Рисовать! Ее нельзя рисовать. Она длинная и овальная, округлая, штрих ранит это тело, боюсь перерисовать или недорисовать, попросту говоря, рисунком его не передашь. Да и в самом деле, суть нельзя видеть, ее можно только чувствовать. А как быть? Люня пишет стихи и тоже ищет способ выразить содержание, подавляющее форму. Он говорит: «Слова ближе к абстракции, чем краски». А мне смеяться хочется, ведь он живописует словами. Я рисую, он пишет, и что же мы создаем? Мы создаем нечто, о чем такие люди, как Михал и его «Кася», вообще знать не желают. Они чувствуют.

Нельзя сказать, чтобы мои чувства были обеднены. Люня тоже способен на чувства.

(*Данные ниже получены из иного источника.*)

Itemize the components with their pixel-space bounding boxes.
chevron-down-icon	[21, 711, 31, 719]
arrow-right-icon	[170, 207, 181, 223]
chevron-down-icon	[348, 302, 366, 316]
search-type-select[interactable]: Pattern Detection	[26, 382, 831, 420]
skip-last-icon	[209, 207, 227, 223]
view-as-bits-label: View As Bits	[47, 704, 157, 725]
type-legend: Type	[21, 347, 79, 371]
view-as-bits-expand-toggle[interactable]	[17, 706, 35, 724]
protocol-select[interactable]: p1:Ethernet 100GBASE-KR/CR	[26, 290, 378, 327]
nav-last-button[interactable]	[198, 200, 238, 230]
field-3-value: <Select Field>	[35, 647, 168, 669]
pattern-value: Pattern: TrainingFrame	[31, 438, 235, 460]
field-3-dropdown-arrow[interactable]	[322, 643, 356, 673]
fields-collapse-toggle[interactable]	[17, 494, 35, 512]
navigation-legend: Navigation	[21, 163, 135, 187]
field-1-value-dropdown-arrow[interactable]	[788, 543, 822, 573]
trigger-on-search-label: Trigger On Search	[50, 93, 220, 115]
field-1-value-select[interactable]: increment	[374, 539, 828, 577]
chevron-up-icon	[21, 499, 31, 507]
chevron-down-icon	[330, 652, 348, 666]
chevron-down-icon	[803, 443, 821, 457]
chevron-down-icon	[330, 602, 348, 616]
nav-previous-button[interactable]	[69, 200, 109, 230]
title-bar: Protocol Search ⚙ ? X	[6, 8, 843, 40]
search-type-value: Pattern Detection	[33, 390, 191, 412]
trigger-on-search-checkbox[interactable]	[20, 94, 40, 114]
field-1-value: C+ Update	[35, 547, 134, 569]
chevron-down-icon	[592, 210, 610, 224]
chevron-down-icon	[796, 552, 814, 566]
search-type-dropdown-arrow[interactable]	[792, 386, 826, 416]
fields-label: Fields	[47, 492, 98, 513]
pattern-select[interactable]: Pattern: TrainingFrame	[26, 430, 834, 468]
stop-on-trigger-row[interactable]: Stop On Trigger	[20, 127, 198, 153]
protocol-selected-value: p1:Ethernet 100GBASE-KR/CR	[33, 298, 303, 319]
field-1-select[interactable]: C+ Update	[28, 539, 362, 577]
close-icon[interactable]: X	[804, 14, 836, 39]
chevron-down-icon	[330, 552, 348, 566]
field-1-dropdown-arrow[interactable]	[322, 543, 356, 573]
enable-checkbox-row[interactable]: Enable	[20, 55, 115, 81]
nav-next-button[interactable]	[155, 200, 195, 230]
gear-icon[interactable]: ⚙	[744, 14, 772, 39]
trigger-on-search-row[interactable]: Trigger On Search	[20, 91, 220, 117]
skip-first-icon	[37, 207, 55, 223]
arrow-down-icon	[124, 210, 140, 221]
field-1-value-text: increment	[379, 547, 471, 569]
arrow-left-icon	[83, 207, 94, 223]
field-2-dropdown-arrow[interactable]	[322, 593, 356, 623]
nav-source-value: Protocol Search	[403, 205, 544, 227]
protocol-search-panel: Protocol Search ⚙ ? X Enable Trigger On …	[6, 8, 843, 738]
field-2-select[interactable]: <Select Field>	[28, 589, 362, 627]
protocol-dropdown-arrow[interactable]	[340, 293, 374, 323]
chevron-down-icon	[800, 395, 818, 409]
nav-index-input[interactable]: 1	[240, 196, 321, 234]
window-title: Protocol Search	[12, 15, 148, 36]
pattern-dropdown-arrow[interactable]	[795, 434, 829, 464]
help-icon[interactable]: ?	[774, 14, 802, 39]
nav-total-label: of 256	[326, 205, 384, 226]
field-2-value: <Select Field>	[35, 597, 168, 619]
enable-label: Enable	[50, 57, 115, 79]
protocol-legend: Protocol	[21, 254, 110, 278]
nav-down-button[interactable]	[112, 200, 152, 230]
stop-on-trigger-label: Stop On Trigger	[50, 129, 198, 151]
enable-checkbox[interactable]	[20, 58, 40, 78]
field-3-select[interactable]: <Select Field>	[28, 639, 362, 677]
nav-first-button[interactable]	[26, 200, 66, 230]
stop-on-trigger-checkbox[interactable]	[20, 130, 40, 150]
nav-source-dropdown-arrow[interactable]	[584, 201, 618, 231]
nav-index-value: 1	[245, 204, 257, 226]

Но в чем различие между нами? Различие заключается в том, что они не хотят да, наверное, и не могут делиться с нами своими чувствами, а мы можем. Впрочем, так ли это? Я теперь тоже чаще говорю «мы», чем «я». У нас с ним те же ощущения, что и у них. Те же судороги и забытье. Ну а потом? Допустим, что наш Михал и наша Екатерина потом чувствуют усталость и отдыхают, курят сигарету — разумеется, одну на двоих. А мы? А мы потом набрасываемся на полотно и на бумагу, чтобы выразить суть. И что же мы создаем? Создаем нечто такое, что доступно только нам двоим, стало быть, мы тоже не делимся с другими людьми? Я стараюсь как можно меньше теоретизировать, стараюсь подглядеть «суть» Екатерины. Вдруг мне потом удастся превратить ее в абстракцию?

Когда Франек — давно, года полтора назад, — рассказывал мне о Михале, об этом польском бандите, я здорово им заинтересовался. Известное дело, свой брат славянин, колоритная фигура. Но тогда он в мою сторону даже не глядел. Я в свое время до Лондона босиком добирался, а он разгуливает по Пиккадилли, будто у себя дома на задворках. Франек при мне показывал ему мой «африканский» рисунок, один из лучших, когда-то я подарил его этому «чаеторговцу» (о чем сейчас жалею) в награду за то, что он простил мне мои долги, Франек страшно гордится этим рисунком (раньше не гордился) и невзначай подсунул его Михалу. А тот глянул небрежно и говорит, выпятив губу: «В Варшаве бывало и почище». — «Что значит «почище»? — спрашиваю. — Я тоже бывал в аду, дело ведь не в этом, дело в том, схвачено ли главное?» — «Да, — отвечает этот дурачок, — но немцы хватали будь здоров, вам до них далеко». Стоит ли с ним после этого разговаривать?